Ms. Perlich has over 20 years of experience in finance roles and joined the Company in March 2021 as Vice President, Corporate Controller. Prior to that Ms. Perlich served as Global Accounting Controller of Gigamon, Inc., a software company, from October 2019 to March 2021, and prior to that as Global Corporate Controller of Immune Design, Inc, a late-stage immunotherapy company, from November 2018 to October 2019. Prior to that Ms. Perlich held senior finance leadership roles at Merck and Adaptive Insights (Workday), and began her career at PricewaterhouseCoopers. Ms. Perlich is a Certified Public Accountant and holds a Bachelor of Science in Business Administration from San Francisco State University.
There are no family relationships between Ms. Perlich and any director or executive officer of the Company or its subsidiaries. Ms. Perlich does not have a direct or indirect material interest in any transaction that would require disclosure under Item 404(a) of Regulation S-K.
In connection with Ms. Perlich’s promotion, on September 8, 2023, the Compensation Committee of the Board approved compensation to Ms. Perlich consisting of (i) an annual base salary of $325,000 effective as of the Effective Date and (ii) a target annual bonus in an amount equal to 30% of such base salary.
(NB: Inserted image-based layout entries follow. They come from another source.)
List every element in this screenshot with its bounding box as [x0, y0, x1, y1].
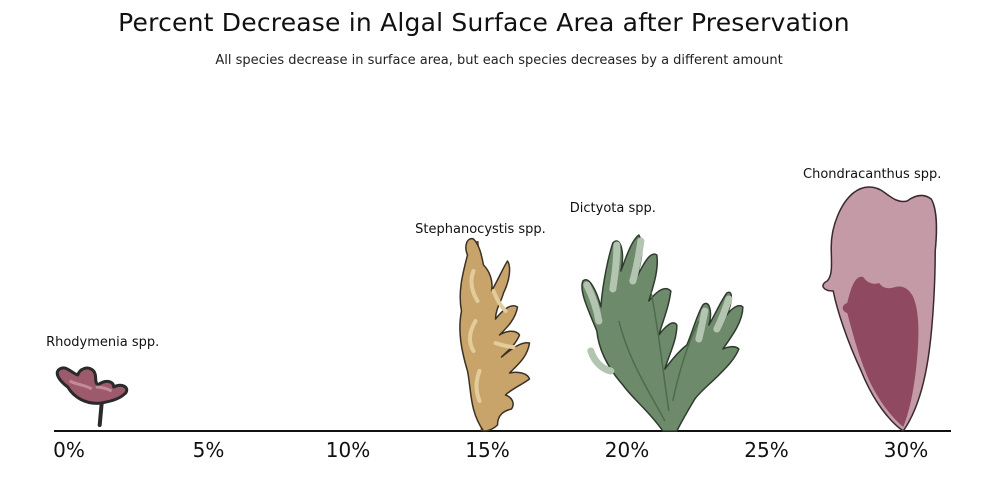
species-label: Stephanocystis spp. — [415, 222, 546, 237]
stephanocystis-icon — [459, 237, 531, 432]
dictyota-icon — [581, 234, 744, 432]
x-tick-label: 10% — [326, 438, 370, 462]
x-tick-label: 15% — [465, 438, 509, 462]
species-label: Rhodymenia spp. — [46, 335, 159, 350]
x-tick-label: 20% — [605, 438, 649, 462]
dictyota-highlight — [583, 237, 733, 375]
x-tick-label: 0% — [53, 438, 85, 462]
stephanocystis-highlight — [467, 269, 516, 403]
dictyota-body — [581, 234, 744, 432]
species-label: Chondracanthus spp. — [803, 167, 941, 182]
species-icons — [55, 186, 938, 432]
rhodymenia-blade — [55, 366, 129, 405]
chart-title: Percent Decrease in Algal Surface Area a… — [118, 8, 850, 37]
chondracanthus-icon — [822, 186, 938, 432]
rhodymenia-stipe — [97, 401, 104, 427]
chart-subtitle: All species decrease in surface area, bu… — [215, 53, 783, 68]
rhodymenia-icon — [55, 366, 129, 427]
x-tick-label: 5% — [193, 438, 225, 462]
x-tick-label: 30% — [884, 438, 928, 462]
species-label: Dictyota spp. — [570, 201, 656, 216]
dictyota-veins — [618, 290, 700, 422]
x-axis: 0% 5% 10% 15% 20% 25% 30% — [53, 430, 951, 462]
chondracanthus-inner — [842, 276, 919, 427]
species-labels: Rhodymenia spp. Stephanocystis spp. Dictyo… — [46, 167, 941, 350]
x-tick-label: 25% — [744, 438, 788, 462]
rhodymenia-highlight — [69, 379, 113, 393]
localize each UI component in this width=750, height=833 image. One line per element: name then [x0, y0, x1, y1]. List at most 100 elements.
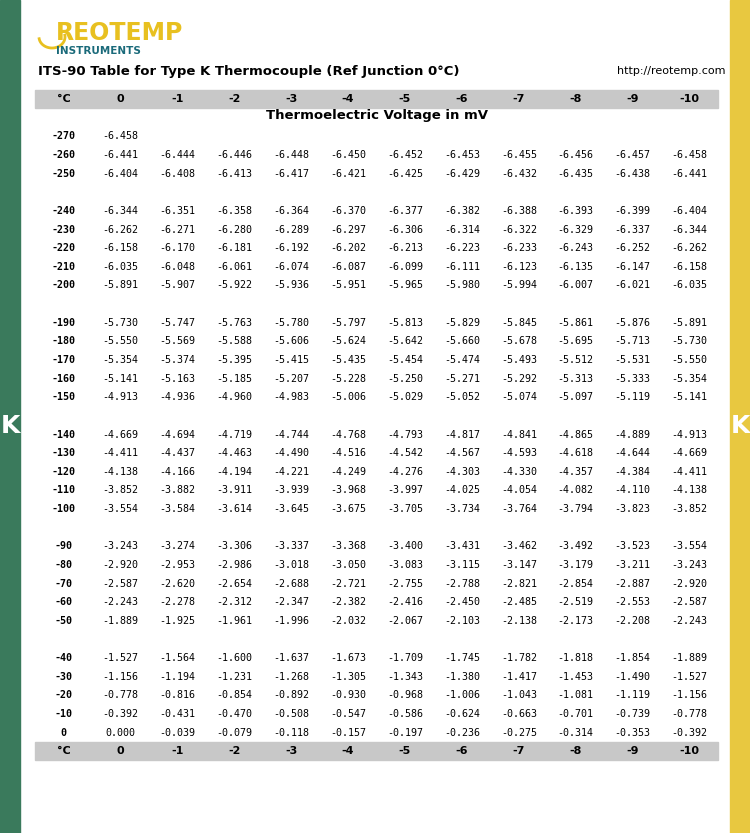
Text: -3.018: -3.018	[273, 560, 309, 570]
Text: -1.119: -1.119	[615, 691, 650, 701]
Text: -6.280: -6.280	[216, 225, 252, 235]
Text: -2.587: -2.587	[671, 597, 707, 607]
Text: -5.097: -5.097	[558, 392, 594, 402]
Text: -6.404: -6.404	[671, 206, 707, 216]
Text: K: K	[730, 414, 750, 438]
Text: -6: -6	[455, 746, 468, 756]
Text: -3.243: -3.243	[671, 560, 707, 570]
Text: -6.035: -6.035	[102, 262, 138, 272]
Text: -1.380: -1.380	[444, 671, 480, 681]
Text: -100: -100	[52, 504, 76, 514]
Text: -6.271: -6.271	[159, 225, 195, 235]
Text: -3.050: -3.050	[330, 560, 366, 570]
Text: -1.673: -1.673	[330, 653, 366, 663]
Text: -0.701: -0.701	[558, 709, 594, 719]
Text: -120: -120	[52, 466, 76, 476]
Text: -2.986: -2.986	[216, 560, 252, 570]
Text: -5.006: -5.006	[330, 392, 366, 402]
Text: -6.408: -6.408	[159, 168, 195, 178]
Text: -5.861: -5.861	[558, 317, 594, 327]
Text: http://reotemp.com: http://reotemp.com	[616, 66, 725, 76]
Text: °C: °C	[56, 746, 70, 756]
Text: -5.163: -5.163	[159, 373, 195, 383]
Text: -5.780: -5.780	[273, 317, 309, 327]
Text: -6.202: -6.202	[330, 243, 366, 253]
Text: -5.550: -5.550	[671, 355, 707, 365]
Text: -5.813: -5.813	[387, 317, 423, 327]
Text: -1.081: -1.081	[558, 691, 594, 701]
Text: -6.388: -6.388	[501, 206, 537, 216]
Text: -6.061: -6.061	[216, 262, 252, 272]
Text: -6.364: -6.364	[273, 206, 309, 216]
Text: -1.490: -1.490	[615, 671, 650, 681]
Text: -6.441: -6.441	[102, 150, 138, 160]
Text: -3.083: -3.083	[387, 560, 423, 570]
Text: -1.343: -1.343	[387, 671, 423, 681]
Text: -1.600: -1.600	[216, 653, 252, 663]
Text: -190: -190	[52, 317, 76, 327]
Text: -5.730: -5.730	[671, 337, 707, 347]
Text: -4.194: -4.194	[216, 466, 252, 476]
Text: -10: -10	[55, 709, 73, 719]
Text: -1.231: -1.231	[216, 671, 252, 681]
Text: -3.584: -3.584	[159, 504, 195, 514]
Text: -2.103: -2.103	[444, 616, 480, 626]
Text: -5.029: -5.029	[387, 392, 423, 402]
Text: -0.236: -0.236	[444, 728, 480, 738]
Text: -2.450: -2.450	[444, 597, 480, 607]
Text: -5.228: -5.228	[330, 373, 366, 383]
Text: -4.276: -4.276	[387, 466, 423, 476]
Text: -2.519: -2.519	[558, 597, 594, 607]
Text: -270: -270	[52, 132, 76, 142]
Text: -6.344: -6.344	[671, 225, 707, 235]
Text: -5.493: -5.493	[501, 355, 537, 365]
Text: -4.138: -4.138	[671, 486, 707, 496]
Text: -4.669: -4.669	[671, 448, 707, 458]
Text: -2.887: -2.887	[615, 579, 650, 589]
Text: -2.032: -2.032	[330, 616, 366, 626]
Text: -6.404: -6.404	[102, 168, 138, 178]
Text: -3.823: -3.823	[615, 504, 650, 514]
Text: -5.965: -5.965	[387, 281, 423, 291]
Text: -4.411: -4.411	[102, 448, 138, 458]
Text: -0.197: -0.197	[387, 728, 423, 738]
Text: -2.243: -2.243	[102, 597, 138, 607]
Text: INSTRUMENTS: INSTRUMENTS	[56, 46, 141, 56]
Text: -6.446: -6.446	[216, 150, 252, 160]
Text: -5.845: -5.845	[501, 317, 537, 327]
Text: Thermoelectric Voltage in mV: Thermoelectric Voltage in mV	[266, 108, 488, 122]
Text: -1.854: -1.854	[615, 653, 650, 663]
Text: -1.453: -1.453	[558, 671, 594, 681]
Text: -0.778: -0.778	[102, 691, 138, 701]
Text: -3.614: -3.614	[216, 504, 252, 514]
Text: -4.960: -4.960	[216, 392, 252, 402]
Text: -4.936: -4.936	[159, 392, 195, 402]
Text: -5.415: -5.415	[273, 355, 309, 365]
Text: -3.968: -3.968	[330, 486, 366, 496]
Text: -4.463: -4.463	[216, 448, 252, 458]
Text: -3.306: -3.306	[216, 541, 252, 551]
Text: -0.431: -0.431	[159, 709, 195, 719]
Text: -0.547: -0.547	[330, 709, 366, 719]
Text: -5.980: -5.980	[444, 281, 480, 291]
Text: -5.606: -5.606	[273, 337, 309, 347]
Text: -5.512: -5.512	[558, 355, 594, 365]
Text: -6.377: -6.377	[387, 206, 423, 216]
Text: -6.087: -6.087	[330, 262, 366, 272]
Text: -4.025: -4.025	[444, 486, 480, 496]
Text: -3.939: -3.939	[273, 486, 309, 496]
Text: -6.435: -6.435	[558, 168, 594, 178]
Text: -6.370: -6.370	[330, 206, 366, 216]
Bar	[730, 0, 750, 833]
Text: -180: -180	[52, 337, 76, 347]
Text: -6.399: -6.399	[615, 206, 650, 216]
Text: -4.913: -4.913	[671, 430, 707, 440]
Text: -2.347: -2.347	[273, 597, 309, 607]
Text: -6.170: -6.170	[159, 243, 195, 253]
Text: -2.416: -2.416	[387, 597, 423, 607]
Text: -3: -3	[285, 94, 297, 104]
Text: -1.564: -1.564	[159, 653, 195, 663]
Text: -1.889: -1.889	[102, 616, 138, 626]
Text: -3.764: -3.764	[501, 504, 537, 514]
Text: -5.588: -5.588	[216, 337, 252, 347]
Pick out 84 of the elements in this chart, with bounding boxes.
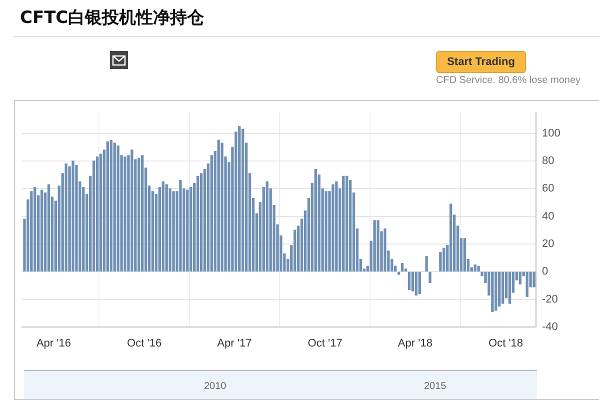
bar bbox=[346, 176, 348, 272]
bar bbox=[491, 272, 494, 312]
bar bbox=[425, 256, 428, 272]
bar bbox=[238, 126, 241, 272]
bar bbox=[518, 272, 522, 284]
x-tick-label: Apr '16 bbox=[36, 338, 71, 350]
x-tick-label: Oct '16 bbox=[127, 338, 162, 350]
bar bbox=[200, 173, 203, 272]
bar bbox=[40, 190, 44, 272]
bar bbox=[408, 272, 411, 290]
bar bbox=[116, 145, 120, 272]
bar bbox=[34, 186, 36, 272]
y-tick-label: -40 bbox=[542, 321, 558, 334]
bar bbox=[47, 184, 50, 272]
y-tick-label: 60 bbox=[542, 182, 554, 195]
bar bbox=[400, 263, 404, 272]
bar bbox=[110, 140, 112, 272]
bar bbox=[414, 272, 418, 296]
x-tick-label: Apr '18 bbox=[398, 338, 432, 350]
bar bbox=[266, 181, 268, 272]
bar bbox=[418, 272, 421, 294]
bar bbox=[113, 142, 116, 272]
bar bbox=[220, 142, 224, 272]
bar bbox=[526, 272, 528, 297]
bar bbox=[124, 156, 126, 272]
text: CFD Service. 80.6% lose money bbox=[436, 75, 581, 86]
bar bbox=[196, 176, 200, 272]
y-tick-label: 40 bbox=[542, 210, 554, 222]
bar bbox=[141, 155, 144, 272]
text: Start Trading bbox=[436, 51, 526, 73]
bar bbox=[428, 272, 432, 284]
bar bbox=[179, 180, 182, 272]
bar bbox=[335, 181, 338, 272]
bar bbox=[332, 184, 334, 272]
x-tick-label: Oct '17 bbox=[308, 338, 342, 350]
bar bbox=[242, 128, 244, 272]
bar bbox=[342, 176, 345, 272]
bar bbox=[439, 252, 442, 272]
bar bbox=[162, 181, 164, 272]
bar bbox=[72, 160, 74, 272]
y-tick-label: 20 bbox=[542, 238, 554, 250]
bar bbox=[138, 158, 140, 272]
bar bbox=[398, 272, 400, 275]
bar bbox=[186, 190, 189, 272]
bar bbox=[463, 238, 466, 272]
chart-title: CFTC白银投机性净持仓 bbox=[20, 7, 204, 29]
bar bbox=[106, 141, 109, 272]
bar bbox=[384, 228, 386, 272]
bar bbox=[294, 230, 296, 272]
y-tick-label: 100 bbox=[542, 127, 560, 140]
bar bbox=[210, 155, 213, 272]
bar bbox=[450, 204, 452, 272]
bar bbox=[190, 186, 192, 272]
bar bbox=[130, 150, 134, 272]
bar bbox=[92, 160, 96, 272]
bar bbox=[314, 168, 317, 272]
bar bbox=[172, 191, 175, 272]
bar bbox=[494, 272, 498, 311]
bar bbox=[217, 140, 220, 272]
bar bbox=[477, 266, 480, 272]
bar bbox=[442, 248, 446, 272]
y-tick-label: 80 bbox=[542, 155, 554, 168]
navigator-strip: 2010 2015 bbox=[24, 370, 537, 399]
bar bbox=[64, 163, 68, 272]
bar bbox=[348, 180, 352, 272]
y-tick-label: 0 bbox=[542, 266, 548, 278]
bar bbox=[474, 264, 476, 272]
bar bbox=[99, 154, 102, 272]
bar bbox=[168, 188, 172, 272]
bar bbox=[373, 220, 376, 272]
y-tick-label: -20 bbox=[542, 293, 558, 306]
bar bbox=[411, 272, 414, 292]
bar bbox=[165, 184, 168, 272]
bar bbox=[498, 272, 501, 307]
bar bbox=[532, 272, 536, 288]
bar bbox=[501, 272, 504, 304]
bar bbox=[30, 191, 33, 272]
x-tick-label: Oct '18 bbox=[488, 338, 524, 350]
bar bbox=[376, 220, 380, 272]
bar bbox=[96, 156, 99, 272]
bar bbox=[75, 164, 78, 272]
x-tick-label: Apr '17 bbox=[217, 338, 252, 350]
bar bbox=[508, 272, 512, 304]
bar bbox=[324, 191, 328, 272]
In addition, on September 8, 2023, the Compensation Committee of the Board approved the grant to Ms. Perlich, effective as of October 1, 2023, of options to purchase 20,000 shares of the Company’s common stock (the “Stock Option”), pursuant to the Company’s Amended and Restated 2018 Equity Incentive Plan (the “Plan”). The Stock Option will vest ratably on a monthly basis over 48 months as measured from October 1, 2023, subject to Ms. Perlich’s continued service with the Company, as defined in the Plan, on each applicable vesting date.